There are times when managing ECMSquared installs where a customer will want to migrate to a new piece of hardware.
One the biggest chores is migrating all of the stored mailbox data. When we migrate a customer from EIMS (Eudora Internet Mail Server) or another product to ECM, the migration must go through a IMAP to IMAP process using imapsync. With a hardware only change, there is no format change, so it’s just a matter of copying data. Well, how do you efficiently copy tens of gigabytes of mail data with tens of thousands of folders and hundreds of thousands of files?
rsync
but not just any old rsync. Here is the command I ended up using after culling through a bunch of web sites looking for the most efficient way of making the connection:
rsync -av -e “ssh -c blowfish” –delete root@newserverIP:/var/mail/data/1* /var/mail/data/ &
rsync -av -e “ssh -c blowfish” –delete root@newserverIP:/var/mail/data/2* /var/mail/data/ &
rsync -av -e “ssh -c blowfish” –delete root@newserverIP:/var/mail/data/3* /var/mail/data/ &
Several items of note here:
- the -a switch is an “archive” option meaning that rsync will maintain all file permissions and dates as best as possbile.

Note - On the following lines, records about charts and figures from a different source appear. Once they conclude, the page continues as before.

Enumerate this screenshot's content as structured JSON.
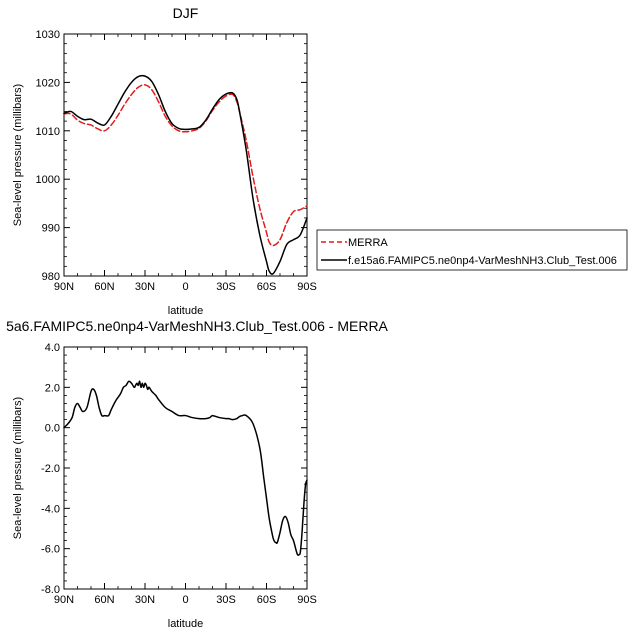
{
  "chart_data": [
    {
      "type": "line",
      "title": "DJF",
      "xlabel": "latitude",
      "ylabel": "Sea-level pressure (millibars)",
      "xlim": [
        90,
        -90
      ],
      "ylim": [
        980,
        1030
      ],
      "x_ticks": [
        90,
        60,
        30,
        0,
        -30,
        -60,
        -90
      ],
      "x_tick_labels": [
        "90N",
        "60N",
        "30N",
        "0",
        "30S",
        "60S",
        "90S"
      ],
      "y_ticks": [
        980,
        990,
        1000,
        1010,
        1020,
        1030
      ],
      "y_tick_labels": [
        "980",
        "990",
        "1000",
        "1010",
        "1020",
        "1030"
      ],
      "grid": false,
      "legend": "right",
      "series": [
        {
          "name": "MERRA",
          "color": "#e41a1c",
          "dash": "dashed",
          "x": [
            90,
            85,
            80,
            75,
            70,
            65,
            60,
            55,
            50,
            45,
            40,
            35,
            30,
            25,
            20,
            15,
            10,
            5,
            0,
            -5,
            -10,
            -15,
            -20,
            -25,
            -30,
            -35,
            -38,
            -40,
            -45,
            -50,
            -55,
            -60,
            -62,
            -65,
            -70,
            -75,
            -80,
            -85,
            -90
          ],
          "values": [
            1013.5,
            1013.5,
            1012.2,
            1011.5,
            1011.2,
            1010.4,
            1010.0,
            1011.2,
            1013.2,
            1015.5,
            1017.5,
            1019.0,
            1019.5,
            1018.5,
            1016.0,
            1013.0,
            1011.0,
            1010.0,
            1009.8,
            1010.0,
            1010.5,
            1012.0,
            1014.2,
            1016.0,
            1017.2,
            1017.5,
            1016.0,
            1014.0,
            1008.0,
            1000.5,
            994.0,
            989.0,
            987.0,
            986.3,
            987.5,
            991.0,
            993.3,
            993.7,
            994.5
          ]
        },
        {
          "name": "f.e15a6.FAMIPC5.ne0np4-VarMeshNH3.Club_Test.006",
          "color": "#000000",
          "dash": "solid",
          "x": [
            90,
            85,
            80,
            75,
            70,
            65,
            60,
            55,
            50,
            45,
            40,
            35,
            30,
            25,
            20,
            15,
            10,
            5,
            0,
            -5,
            -10,
            -15,
            -20,
            -25,
            -30,
            -35,
            -38,
            -40,
            -45,
            -50,
            -55,
            -60,
            -62,
            -65,
            -70,
            -75,
            -80,
            -85,
            -90
          ],
          "values": [
            1013.6,
            1014.0,
            1013.0,
            1012.3,
            1012.4,
            1011.6,
            1011.2,
            1013.0,
            1015.5,
            1018.0,
            1020.0,
            1021.2,
            1021.3,
            1020.2,
            1017.5,
            1014.0,
            1011.5,
            1010.5,
            1010.3,
            1010.4,
            1010.7,
            1012.2,
            1014.5,
            1016.5,
            1017.6,
            1017.8,
            1016.5,
            1014.0,
            1006.0,
            996.0,
            988.5,
            983.0,
            981.0,
            980.5,
            983.0,
            986.5,
            987.5,
            988.5,
            992.0
          ]
        }
      ]
    },
    {
      "type": "line",
      "title": "5a6.FAMIPC5.ne0np4-VarMeshNH3.Club_Test.006 - MERRA",
      "xlabel": "latitude",
      "ylabel": "Sea-level pressure (millibars)",
      "xlim": [
        90,
        -90
      ],
      "ylim": [
        -8,
        4
      ],
      "x_ticks": [
        90,
        60,
        30,
        0,
        -30,
        -60,
        -90
      ],
      "x_tick_labels": [
        "90N",
        "60N",
        "30N",
        "0",
        "30S",
        "60S",
        "90S"
      ],
      "y_ticks": [
        -8,
        -6,
        -4,
        -2,
        0,
        2,
        4
      ],
      "y_tick_labels": [
        "-8.0",
        "-6.0",
        "-4.0",
        "-2.0",
        "0.0",
        "2.0",
        "4.0"
      ],
      "grid": false,
      "series": [
        {
          "color": "#000000",
          "dash": "solid",
          "x": [
            90,
            87,
            84,
            82,
            80,
            78,
            76,
            73,
            70,
            68,
            66,
            64,
            62,
            60,
            57,
            55,
            52,
            50,
            48,
            46,
            44,
            42,
            40,
            38,
            37,
            36,
            35,
            34,
            33,
            32,
            31,
            30,
            29,
            28,
            27,
            25,
            22,
            20,
            15,
            10,
            5,
            0,
            -5,
            -10,
            -15,
            -18,
            -20,
            -25,
            -30,
            -32,
            -35,
            -38,
            -40,
            -42,
            -45,
            -50,
            -55,
            -58,
            -60,
            -62,
            -64,
            -65,
            -66,
            -67,
            -68,
            -70,
            -72,
            -74,
            -76,
            -78,
            -80,
            -82,
            -83,
            -84,
            -85,
            -86,
            -87,
            -88,
            -89,
            -90
          ],
          "values": [
            0.0,
            0.2,
            0.5,
            1.0,
            1.2,
            1.0,
            0.8,
            1.0,
            1.8,
            1.9,
            1.6,
            1.0,
            0.6,
            0.6,
            0.6,
            0.9,
            1.3,
            1.5,
            1.7,
            2.0,
            2.1,
            2.3,
            2.2,
            2.0,
            2.1,
            2.2,
            2.1,
            2.3,
            2.0,
            2.2,
            2.0,
            2.2,
            2.1,
            1.9,
            2.0,
            1.8,
            1.6,
            1.4,
            1.0,
            0.8,
            0.6,
            0.6,
            0.5,
            0.45,
            0.45,
            0.5,
            0.6,
            0.5,
            0.45,
            0.45,
            0.4,
            0.45,
            0.55,
            0.6,
            0.6,
            0.2,
            -1.0,
            -2.5,
            -3.5,
            -4.5,
            -5.2,
            -5.5,
            -5.65,
            -5.7,
            -5.7,
            -5.2,
            -4.6,
            -4.4,
            -4.7,
            -5.3,
            -5.6,
            -6.1,
            -6.3,
            -6.3,
            -6.2,
            -5.5,
            -4.5,
            -3.5,
            -2.8,
            -2.6
          ]
        }
      ]
    }
  ]
}
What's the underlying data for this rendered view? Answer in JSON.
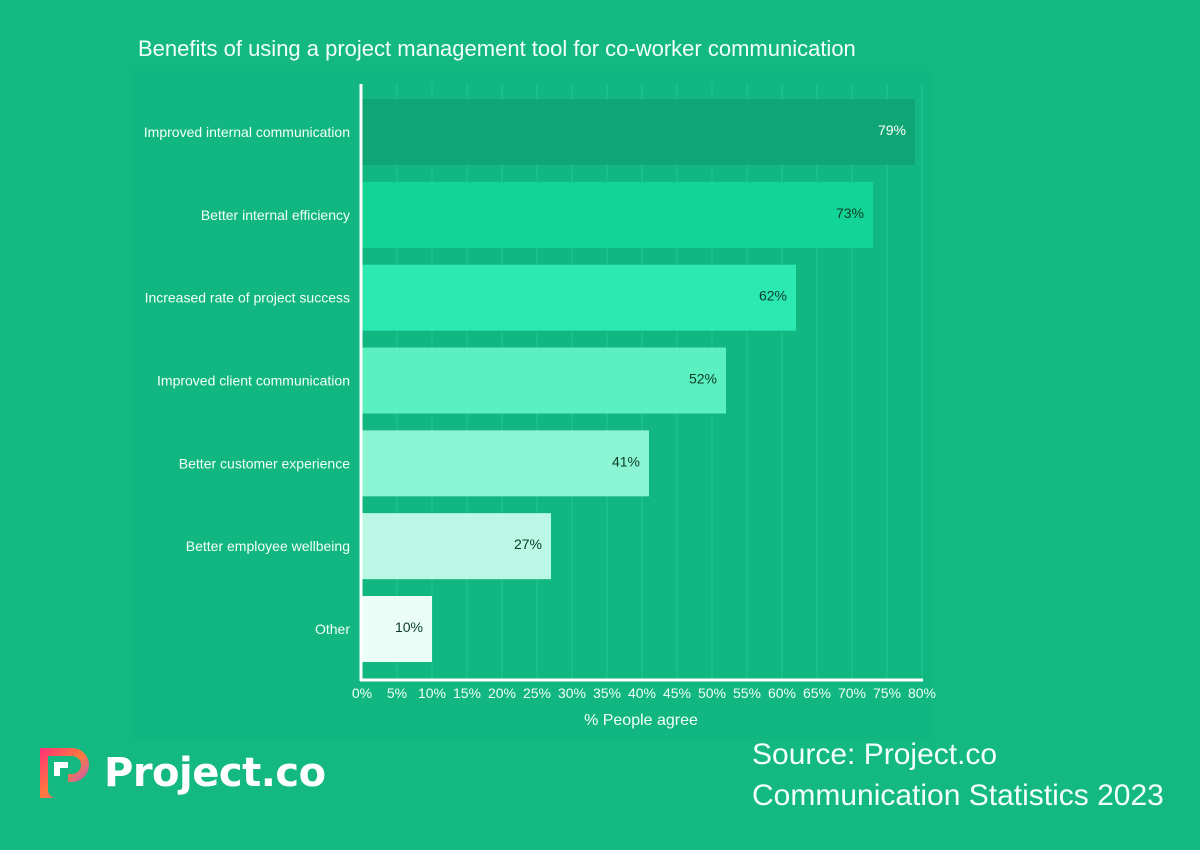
{
  "chart_data": {
    "type": "bar",
    "orientation": "horizontal",
    "title": "Benefits of using a project management tool for co-worker communication",
    "xlabel": "% People agree",
    "ylabel": "",
    "xlim": [
      0,
      80
    ],
    "grid": true,
    "categories": [
      "Improved internal communication",
      "Better internal efficiency",
      "Increased rate of project success",
      "Improved client communication",
      "Better customer experience",
      "Better employee wellbeing",
      "Other"
    ],
    "values": [
      79,
      73,
      62,
      52,
      41,
      27,
      10
    ],
    "data_labels": [
      "79%",
      "73%",
      "62%",
      "52%",
      "41%",
      "27%",
      "10%"
    ],
    "bar_colors": [
      "#0fa574",
      "#12d495",
      "#2be9b0",
      "#5bf0c0",
      "#8bf4d3",
      "#baf8e5",
      "#eafdf6"
    ],
    "label_colors": [
      "#ffffff",
      "#0b3b2b",
      "#0b3b2b",
      "#0b3b2b",
      "#0b3b2b",
      "#0b3b2b",
      "#0b3b2b"
    ],
    "x_ticks": [
      "0%",
      "5%",
      "10%",
      "15%",
      "20%",
      "25%",
      "30%",
      "35%",
      "40%",
      "45%",
      "50%",
      "55%",
      "60%",
      "65%",
      "70%",
      "75%",
      "80%"
    ]
  },
  "source": {
    "line1": "Source: Project.co",
    "line2": "Communication Statistics 2023"
  },
  "brand": {
    "name": "Project.co"
  },
  "colors": {
    "background": "#13b981"
  }
}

- the -e switch and -c blowfish tell rsync that when using ssh to communicate with the other system to have ssh use the blowfish cipher. Blowfish is a very fast block level cipher that is well suited to bulk data transfers.
- the –delete switch tells rsync to delete anything in the target that is no longer in the source. This will be become important on the second pass (see below)
- The multiple forked rsync calls can all run simultaneously as each set of directories picked up by numerical wildcards (ECM Maildir data is stored primarily by site id) will have some different folder contents/data sets to work on. The system will settle down and balance itself out between network and disk activity amongst the various processes. This makes sure all parts of the system are utilized to their fullest.
- We make these calls based on having a passwordless ssh pre-setup between the servers.
- We make two passes with this set of commands. Once to pre-load the data to the new server, and then once again at the cutover point. The second time there should be much less data to actually move over the network.